Try training **TransE** **without the fifth line of the algorithm** (without normalization by entities). **What happens to the training?** **Why is this line needed?**

## 2. Neural Network on Heterogeneous Data (3 points)

Take one of the two datasets (**Freebase** / synthetic dataset **hetero_graph** below).

In [None]:
import numpy as np
import torch

n_users = 1000
n_items = 500
n_follows = 3000
n_clicks = 5000
n_dislikes = 500
n_hetero_features = 10
n_user_classes = 5
n_max_clicks = 10

follow_src = np.random.randint(0, n_users, n_follows)
follow_dst = np.random.randint(0, n_users, n_follows)
click_src = np.random.randint(0, n_users, n_clicks)
click_dst = np.random.randint(0, n_items, n_clicks)
dislike_src = np.random.randint(0, n_users, n_dislikes)
dislike_dst = np.random.randint(0, n_items, n_dislikes)
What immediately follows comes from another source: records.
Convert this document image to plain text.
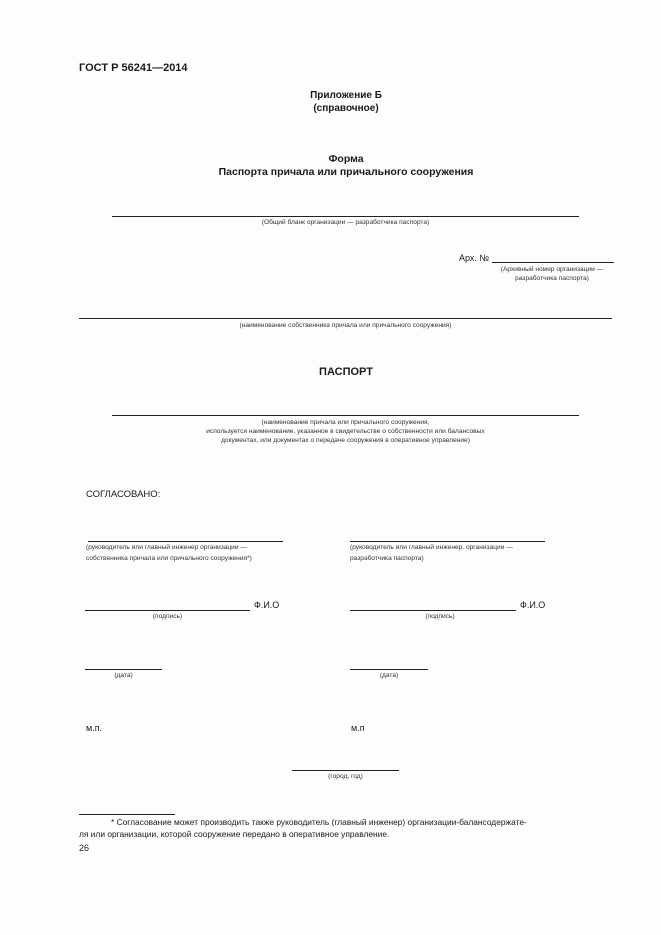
ГОСТ Р 56241—2014
Приложение Б
(справочное)
Форма
Паспорта причала или причального сооружения
(Общий бланк организации — разработчика паспорта)
Арх. №
(Архивный номер организации —
разработчика паспорта)
(наименование собственника причала или причального сооружения)
ПАСПОРТ
(наименование причала или причального сооружения,
используется наименование, указанное в свидетельстве о собственности или балансовых
документах, или документах о передаче сооружения в оперативное управление)
СОГЛАСОВАНО:
(руководитель или главный инженер организации —
собственника причала или причального сооружения*)
Ф.И.О
(подпись)
(дата)
м.п.
(руководитель или главный инженер. организации —
разработчика паспорта)
Ф.И.О
(подпись)
(дата)
м.п
(город, год)
* Согласование может производить также руководитель (главный инженер) организации-балансодержате-
ля или организации, которой сооружение передано в оперативное управление.
26
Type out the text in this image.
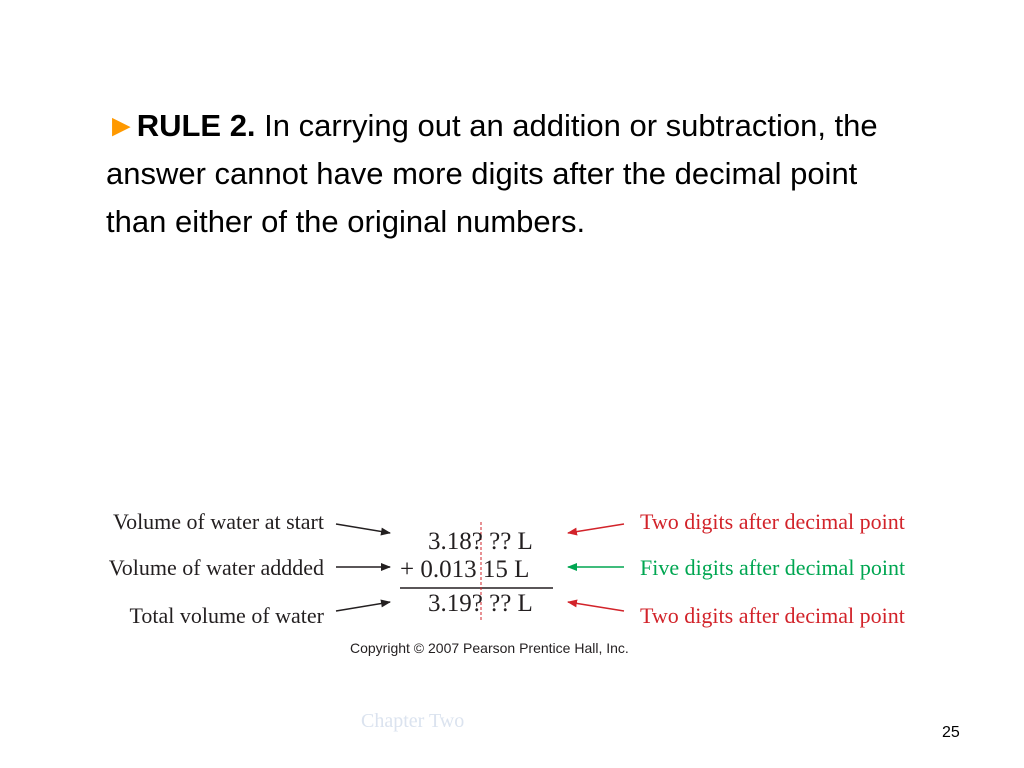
►RULE 2. In carrying out an addition or subtraction, the answer cannot have more digits after the decimal point than either of the original numbers.
Volume of water at start
Volume of water addded
Total volume of water
3.18? ?? L
+ 0.013 15 L
3.19? ?? L
Two digits after decimal point
Five digits after decimal point
Two digits after decimal point
Copyright © 2007 Pearson Prentice Hall, Inc.
Chapter Two
25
hetero_graph = dgl.heterograph({
    ('user', 'follow', 'user'): (follow_src, follow_dst),
    ('user', 'followed-by', 'user'): (follow_dst, follow_src),
    ('user', 'click', 'item'): (click_src, click_dst),
    ('item', 'clicked-by', 'user'): (click_dst, click_src),
    ('user', 'dislike', 'item'): (dislike_src, dislike_dst),
    ('item', 'disliked-by', 'user'): (dislike_dst, dislike_src)})

hetero_graph.nodes['user'].data['feature'] = torch.randn(n_users, n_hetero_features)
hetero_graph.nodes['item'].data['feature'] = torch.randn(n_items, n_hetero_features)
hetero_graph.nodes['user'].data['label'] = torch.randint(0, n_user_classes, (n_users,))
hetero_graph.edges['click'].data['label'] = torch.randint(1, n_max_clicks, (n_clicks,)).float()
# randomly generate training masks on user nodes and click edges
hetero_graph.nodes['user'].data['train_mask'] = torch.zeros(n_users, dtype=torch.bool).bernoulli(0.6)
hetero_graph.edges['click'].data['train_mask'] = torch.zeros(n_clicks, dtype=torch.bool).bernoulli(0.6)

Using any library (**torch_geometric**, **DGL**, **StellarGraph**), build a neural network and train it to solve the **Node Classification** task on one of the two datasets mentioned above.  

---

### Bonuses:  
- **(+3 points)** Train the neural network to solve the **Link Prediction** task.  
- **(+2 point)** Use **another heterogeneous dataset** (not small and not synthetic) and train the model on it.  
- **(+5 points)** Implement **Relational GCN (R-GCN)** yourself and demonstrate the functionality of your layer.